Et lorsque la vigne est cueillie, on va la vinifier de manière homogène selon sa provenance, laisser s’épanouir le jus ainsi réalisé dans sa propre cuve. Et plus tard, on va soit décider de l’embouteiller lui-même selon sa propre singularité ou on va mener les recherches d’assemblage nécessaires à unir le jus de deux ou plusieurs terroirs et selon des proportions qui vont conduire à donner plus ou moins de caractère ou d’équilibre au produit ainsi assemblé. Ce processus va se faire avec des cépages d’origine Vinifera ou autres, peu importe. L’important est d’avoir bien sélectionné les variétés qui vont le mieux réussir aux sols et climats de l’endroit. Ce choix se fera seulement au prix d’une recherche soignée accompagnée la plupart du temps d’expérimentations longues et onéreuses. Rappelez-vous que la vigne mets trois ans avant de produire son premier fruit.

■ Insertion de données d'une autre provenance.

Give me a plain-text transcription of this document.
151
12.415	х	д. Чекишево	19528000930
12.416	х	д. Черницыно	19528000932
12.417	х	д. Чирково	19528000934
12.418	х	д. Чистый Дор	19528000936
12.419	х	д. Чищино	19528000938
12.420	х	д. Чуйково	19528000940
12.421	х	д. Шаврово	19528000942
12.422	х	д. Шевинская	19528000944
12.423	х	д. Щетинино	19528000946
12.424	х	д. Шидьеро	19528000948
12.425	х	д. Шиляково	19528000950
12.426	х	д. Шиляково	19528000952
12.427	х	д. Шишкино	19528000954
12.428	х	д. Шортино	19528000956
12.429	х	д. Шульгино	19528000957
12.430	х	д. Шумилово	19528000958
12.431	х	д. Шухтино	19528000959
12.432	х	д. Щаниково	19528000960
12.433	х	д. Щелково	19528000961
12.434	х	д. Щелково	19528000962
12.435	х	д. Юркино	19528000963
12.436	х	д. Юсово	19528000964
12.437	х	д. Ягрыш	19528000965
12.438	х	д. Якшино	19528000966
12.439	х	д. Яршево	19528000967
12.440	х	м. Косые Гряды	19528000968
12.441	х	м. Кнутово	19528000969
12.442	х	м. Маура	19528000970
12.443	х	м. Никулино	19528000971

Récapitulons un peu pour constater que pendant plus d’un siècle, sur la péninsule du Niagara on y a cultivé des hybrides n’importe où. Au début des années 1970, après études appropriées et essais, on s’est mis à constater que l’on pouvait réussir avec grand succès la culture de Vinifera. Est-ce vouloir dire que la culture d’hybrides était inutile et ne pouvait donner de bons résultats ? Non, car il s’agit d’une équation à plus d’un seul inconnu.
En réalité, le même principe s’applique pour n’importe laquelle variété. Les études appropriées de terroir, une viticulture adéquate et une vinification achevée conduisent à l’élaboration de vins réussis. Leur type de cépage va lui donner son caractère singulier. Si le gewürztraminer n’est pas cultivé sur le bon terroir, faisant l’objet d’une viticulture délabrée et vinifié n’importe comment, vous constaterez que le résultat ne sera pas très brillant ni en arômes ni en goûts.
Aujourd’hui, certains vignobles Canadiens ont repris la culture du maréchal Foch pourtant réputé autrefois pour ses vins décapant et d’une médiocrité sans pareille, mais réussissent aujourd’hui à vous produire des vins d’une finesse et d’une singularité qui séduisent les palais les plus exigeants. Essayez de mettre la main sur un Marechal Foch de Quail’s Gate de la vallée de l’Okanagan ou de celui de Malivoire sur la péninsule du Niagara, il sont une pure merveille d’équilibre, de complexité et surtout d’une singularité que seule sa variété peut lui conférer. C’est un vin qui ne ressemble à aucun autre !
Un vigneron de la petite localité de Ripon situé dans le sud-ouest du Québec (André Cellard du Domaine des Météores) a réussi à repérer un terroir situé sur un micro climat idéal à la culture de la vigne. Lui-même chercheur pendant un quart de siècle dans des institutions universitaires, il a fait ses devoirs pour identifier les cépages adéquats à ce terroir. Il y a introduit quelques variétés hybrides qui, au prix d’une viticulture soignée et d’une vinification finement ordonnée, offrent des résultats qui ont fait sursauter d’éloges tant les observateurs les plus sévères provenant d’Amérique que ceux de l’Europe la plus réputée. Le micro climat y est si adéquat qu’il n’est même pas nécessaire d’y renchausser les vignes jusqu’à la moitié des plants pour les protéger du gel comme on doit le faire obligatoirement à chaque automne dans des zones réputées encore plus chaudes telles celles du plein sud du Québec (région de Dunham) ou la région du Prince Edward County en Ontario.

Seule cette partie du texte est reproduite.